Mulheres na liderança: a feminização da carreira jurídica

Rita Cortez, presidente eleita do IAB, e Ana Cláudia Mendes, juíza da 1ª vara Criminal de Brasília, comentam os desafios da profissão.

Da Redação

quinta-feira, 26 de abril de 2018

Atualizado em 24 de abril de 2018 10:33

O Brasil ainda é um país que está longe de ter mulheres em posição de liderança. É o que mostra o último levantamento do IBGE, em que apenas 37,8% dos cargos de chefia no Brasil são ocupados por mulheres. A direção é para poucas.

Na carreira jurídica o cenário não é muito diferente, muito em virtude da própria história da advocacia e da magistratura em que foram os homens que iniciaram e dominaram essas profissões.

Mas o quadro tem mudado. A ascensão das mulheres na carreira jurídica tem feito a sociedade repensar que o lugar delas também é nos tribunais, nos escritórios, nas audiências e onde mais quiserem.

A mudança do cenário masculinizado se mostra em números: dados da OAB revelam que quase metade dos advogados do país são mulheres. Já com relação à magistratura, o número é menor, pois elas representam 37,3% dos magistrados em atividade em todo o país, conforme aponta pesquisa do CNJ.

"Quando se diz respeito às mulheres na carreira jurídica, tudo tem de ser conquistado e batalhado", é o que Rita Cortez, 1ª vice presidente do IAB -Instituto dos Advogados Brasileiros e 2ª mulher a ocupar a presidência do instituto quando tomar posse no dia 9 de maio, afirmou em entrevista à Tv Migalhas.

Assista ao vídeo e confira o que a advogada tem a dizer sobre o tema:

Quando o assunto é a magistratura, os desafios não diminuem. A juíza titular da 1ª vara Criminal de Brasília, Ana Cláudia Loiola de Morais Mendes, elencou inúmeros deles: desde a conciliação da vida pessoal, enquanto mãe e esposa, com a profissional, em que a presença feminina nas salas de audiência muitas vezes é minoria.

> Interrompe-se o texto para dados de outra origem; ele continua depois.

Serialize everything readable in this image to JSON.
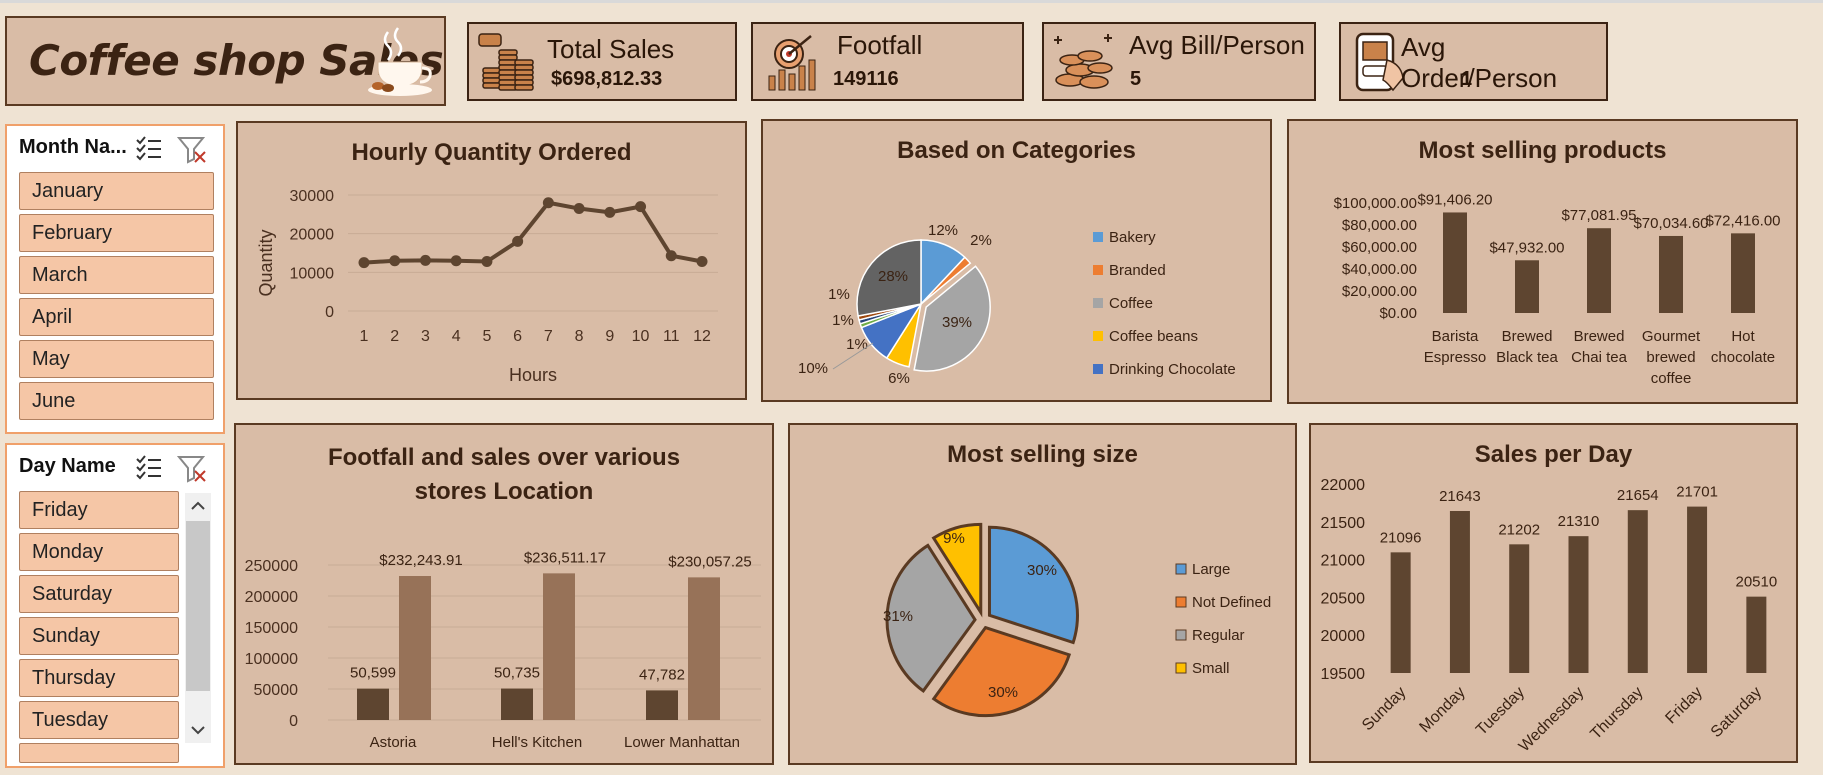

Para a juíza, atuar em uma profissão historicamente masculina é um desafio diário. Ela cita como exemplo as inúmeras vezes em que, nas audiências, os homens interrompem as mulheres durante as respectivas falas.

"Por diversas vezes tive que suspender a gravação para esclarecer o quão importante era termos educação para respeitar o momento de fala de cada um. Mas ficou perceptível o hábito de interromper o discurso e fazer valer à vontade sobre o interlocutor, muito comum quando vemos uma discussão entre homens e mulheres, em que os primeiros acabam ganhando no grito."

Ana Cláudia também comentou sobre o machismo institucional, que pode permear, inclusive, as decisões proferidas pelos magistrados. A juíza exemplificou que uma vítima de abuso sexual pode ser considerada de uma forma se estiver diante de uma julgadora, ou de outra, diante de um julgador, que tenha padrões de conduta norteados por uma ideologia mais conservadora, ou mesmo machista.

Confira a íntegra da entrevista com a magistrada.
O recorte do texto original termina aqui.